Debates in Congress over the wording of laws that govern classified surveillance-related techniques and abilities are often opaque, and the lawmakers participating in the May debate were not explicit about the crux of their disagreement.

But it appeared to fit a dispute over where to draw the line in preventing the government from ever collecting Americans’ web browsing data using Section 215, and preserving its ability to develop investigative leads about foreigners by logging visitors to suspicious websites even if sometimes domestic users’ data may get swept up too. The government cannot know ahead of time whom it will catch in such a net, and there is no foolproof way to screen out American users, computer experts say.

Asked whether Mr.

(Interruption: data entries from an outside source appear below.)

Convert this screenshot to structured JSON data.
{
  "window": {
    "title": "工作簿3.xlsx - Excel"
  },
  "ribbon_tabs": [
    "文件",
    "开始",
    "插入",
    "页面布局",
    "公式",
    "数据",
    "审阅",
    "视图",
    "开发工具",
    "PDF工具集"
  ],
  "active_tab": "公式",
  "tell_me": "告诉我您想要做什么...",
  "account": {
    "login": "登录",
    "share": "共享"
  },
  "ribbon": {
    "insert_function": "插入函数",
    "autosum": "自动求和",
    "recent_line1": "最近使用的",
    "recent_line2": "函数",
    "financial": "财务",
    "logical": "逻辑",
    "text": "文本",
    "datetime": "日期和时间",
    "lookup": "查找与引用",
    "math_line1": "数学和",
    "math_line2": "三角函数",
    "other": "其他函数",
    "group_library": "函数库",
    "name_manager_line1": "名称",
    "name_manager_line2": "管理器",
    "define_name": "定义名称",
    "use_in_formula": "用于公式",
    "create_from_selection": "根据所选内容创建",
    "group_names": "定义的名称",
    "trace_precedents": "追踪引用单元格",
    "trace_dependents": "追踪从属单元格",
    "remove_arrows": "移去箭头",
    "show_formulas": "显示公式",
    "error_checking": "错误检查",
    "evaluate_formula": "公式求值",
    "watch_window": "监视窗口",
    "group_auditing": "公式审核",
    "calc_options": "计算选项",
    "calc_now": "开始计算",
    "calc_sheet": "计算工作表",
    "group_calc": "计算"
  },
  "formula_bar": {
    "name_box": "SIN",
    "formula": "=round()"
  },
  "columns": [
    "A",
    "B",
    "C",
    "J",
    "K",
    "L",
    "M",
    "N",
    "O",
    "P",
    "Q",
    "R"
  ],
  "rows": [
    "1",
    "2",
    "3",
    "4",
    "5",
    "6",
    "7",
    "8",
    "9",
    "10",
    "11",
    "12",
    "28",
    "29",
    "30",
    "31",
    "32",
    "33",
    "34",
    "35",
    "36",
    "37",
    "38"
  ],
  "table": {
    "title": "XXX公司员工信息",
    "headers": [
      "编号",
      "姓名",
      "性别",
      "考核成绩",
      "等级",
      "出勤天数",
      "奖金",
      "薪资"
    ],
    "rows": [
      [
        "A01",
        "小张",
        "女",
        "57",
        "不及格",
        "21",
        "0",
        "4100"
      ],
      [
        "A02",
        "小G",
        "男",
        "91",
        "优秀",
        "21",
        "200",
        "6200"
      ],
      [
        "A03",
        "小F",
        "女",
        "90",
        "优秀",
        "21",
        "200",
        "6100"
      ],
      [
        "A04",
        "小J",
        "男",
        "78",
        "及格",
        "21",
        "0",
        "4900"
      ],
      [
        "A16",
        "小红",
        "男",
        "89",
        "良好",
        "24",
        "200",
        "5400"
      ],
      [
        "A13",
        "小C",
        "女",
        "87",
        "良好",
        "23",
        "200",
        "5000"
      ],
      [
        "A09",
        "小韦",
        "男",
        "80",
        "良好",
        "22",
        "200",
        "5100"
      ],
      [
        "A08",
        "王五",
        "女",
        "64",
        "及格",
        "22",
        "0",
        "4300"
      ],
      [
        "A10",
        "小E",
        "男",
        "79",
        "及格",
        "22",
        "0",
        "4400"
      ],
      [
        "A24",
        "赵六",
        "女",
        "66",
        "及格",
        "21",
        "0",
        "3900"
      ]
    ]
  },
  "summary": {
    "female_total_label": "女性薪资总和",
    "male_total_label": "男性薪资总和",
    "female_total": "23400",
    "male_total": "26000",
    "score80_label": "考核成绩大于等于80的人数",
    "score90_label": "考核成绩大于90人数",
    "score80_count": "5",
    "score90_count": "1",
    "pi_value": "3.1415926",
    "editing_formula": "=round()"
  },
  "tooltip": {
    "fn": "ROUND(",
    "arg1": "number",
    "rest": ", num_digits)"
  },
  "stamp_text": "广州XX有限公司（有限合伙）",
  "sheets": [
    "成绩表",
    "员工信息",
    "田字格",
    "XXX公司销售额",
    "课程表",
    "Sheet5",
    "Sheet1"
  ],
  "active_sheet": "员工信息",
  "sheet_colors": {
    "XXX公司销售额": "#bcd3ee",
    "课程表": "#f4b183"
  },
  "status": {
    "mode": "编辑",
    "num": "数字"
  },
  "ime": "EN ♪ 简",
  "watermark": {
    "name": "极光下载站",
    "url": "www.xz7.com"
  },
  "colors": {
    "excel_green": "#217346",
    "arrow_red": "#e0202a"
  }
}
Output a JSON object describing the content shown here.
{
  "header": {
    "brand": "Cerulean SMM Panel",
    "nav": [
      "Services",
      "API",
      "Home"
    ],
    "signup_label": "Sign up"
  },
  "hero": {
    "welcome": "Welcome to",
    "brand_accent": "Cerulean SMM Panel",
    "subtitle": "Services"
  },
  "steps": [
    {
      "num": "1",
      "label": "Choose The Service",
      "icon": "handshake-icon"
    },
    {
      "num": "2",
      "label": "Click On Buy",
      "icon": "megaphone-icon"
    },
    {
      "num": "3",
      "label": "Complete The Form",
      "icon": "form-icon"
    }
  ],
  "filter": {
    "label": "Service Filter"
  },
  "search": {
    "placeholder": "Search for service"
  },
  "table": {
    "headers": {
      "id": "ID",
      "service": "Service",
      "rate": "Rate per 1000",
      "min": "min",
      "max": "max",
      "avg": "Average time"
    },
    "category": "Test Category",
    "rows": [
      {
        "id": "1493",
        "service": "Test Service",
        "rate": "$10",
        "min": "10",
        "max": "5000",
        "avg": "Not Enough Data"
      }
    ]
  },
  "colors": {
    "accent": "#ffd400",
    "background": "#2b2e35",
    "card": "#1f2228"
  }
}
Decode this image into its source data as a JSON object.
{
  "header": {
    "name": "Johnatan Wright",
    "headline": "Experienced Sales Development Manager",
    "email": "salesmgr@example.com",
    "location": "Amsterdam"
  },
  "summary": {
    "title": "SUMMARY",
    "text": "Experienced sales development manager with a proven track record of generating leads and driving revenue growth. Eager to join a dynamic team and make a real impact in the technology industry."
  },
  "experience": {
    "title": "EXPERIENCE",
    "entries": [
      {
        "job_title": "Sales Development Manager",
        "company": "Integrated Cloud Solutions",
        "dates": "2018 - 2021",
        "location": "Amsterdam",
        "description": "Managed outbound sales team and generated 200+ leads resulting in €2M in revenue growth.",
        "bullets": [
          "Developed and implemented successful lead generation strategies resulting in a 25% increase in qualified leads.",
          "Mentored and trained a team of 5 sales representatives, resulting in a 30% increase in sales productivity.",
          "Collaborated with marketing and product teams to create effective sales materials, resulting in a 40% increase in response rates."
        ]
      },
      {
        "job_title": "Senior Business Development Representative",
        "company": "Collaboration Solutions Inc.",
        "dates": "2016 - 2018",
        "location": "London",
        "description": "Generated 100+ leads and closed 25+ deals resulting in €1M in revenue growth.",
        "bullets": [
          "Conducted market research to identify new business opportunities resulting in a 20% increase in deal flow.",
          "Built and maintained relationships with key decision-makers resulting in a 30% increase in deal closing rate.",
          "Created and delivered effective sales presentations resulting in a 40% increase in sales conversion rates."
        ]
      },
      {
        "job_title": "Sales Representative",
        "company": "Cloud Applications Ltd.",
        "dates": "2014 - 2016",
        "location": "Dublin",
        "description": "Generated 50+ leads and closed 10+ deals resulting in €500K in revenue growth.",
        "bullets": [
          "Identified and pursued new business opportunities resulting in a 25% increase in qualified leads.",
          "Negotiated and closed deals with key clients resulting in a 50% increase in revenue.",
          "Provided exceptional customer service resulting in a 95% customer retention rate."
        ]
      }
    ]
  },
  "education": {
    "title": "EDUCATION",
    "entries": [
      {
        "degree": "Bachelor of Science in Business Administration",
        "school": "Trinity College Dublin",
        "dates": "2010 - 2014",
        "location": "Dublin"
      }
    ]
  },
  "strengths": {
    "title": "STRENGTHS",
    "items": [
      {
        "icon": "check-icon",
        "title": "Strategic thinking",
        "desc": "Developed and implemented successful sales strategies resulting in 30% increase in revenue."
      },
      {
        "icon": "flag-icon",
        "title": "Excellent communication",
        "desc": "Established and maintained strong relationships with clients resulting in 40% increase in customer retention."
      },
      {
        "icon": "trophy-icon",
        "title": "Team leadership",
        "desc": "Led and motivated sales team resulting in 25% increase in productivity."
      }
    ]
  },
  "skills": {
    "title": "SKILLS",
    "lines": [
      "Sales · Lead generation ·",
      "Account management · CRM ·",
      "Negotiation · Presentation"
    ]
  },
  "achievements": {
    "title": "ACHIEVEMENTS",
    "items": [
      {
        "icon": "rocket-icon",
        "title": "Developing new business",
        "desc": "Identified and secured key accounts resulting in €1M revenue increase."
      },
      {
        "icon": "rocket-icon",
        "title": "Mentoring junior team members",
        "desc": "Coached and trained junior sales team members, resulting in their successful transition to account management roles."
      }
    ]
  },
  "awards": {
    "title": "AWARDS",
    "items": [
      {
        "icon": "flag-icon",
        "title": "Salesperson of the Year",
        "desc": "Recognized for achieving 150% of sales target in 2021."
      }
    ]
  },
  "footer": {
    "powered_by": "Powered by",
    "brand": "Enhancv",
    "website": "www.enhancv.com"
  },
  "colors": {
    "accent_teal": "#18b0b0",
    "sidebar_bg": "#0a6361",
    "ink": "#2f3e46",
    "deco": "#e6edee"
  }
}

Schiff had been trying to preserve that ability for national security investigators, as Mr. Ratcliffe’s letter revealed they have done at least once, a Democratic official on the House Intelligence Committee said, “Schiff’s efforts were not based on preserving any specific program or use, but rather balancing legitimate privacy interests and the need to maintain capabilities that are critical to national security.”

Even as Mr. Schiff’s and Ms. Lofgren’s compromise was breaking down, Mr. Trump further disrupted the negotiations by abruptly urging Republicans to vote against the bill until the Justice Department’s Russia inquiry was more fully investigated. (The bill also contained changes to national security wiretapping laws in response to findings that the F.B.I. had botched applications to wiretap a former Trump campaign adviser as part of the inquiry.)

With support bleeding away from both the left and right flanks, Ms. Pelosi punted and sent the legislation to a House-Senate conference committee for further negotiations. But without any coherent signal from Mr. Trump about what would avoid his veto, the Republican Senate majority leader, Mitch McConnell of Kentucky, appointed no members to the panel — permitting Section 215 to remain lapsed until negotiations resumed under a new president.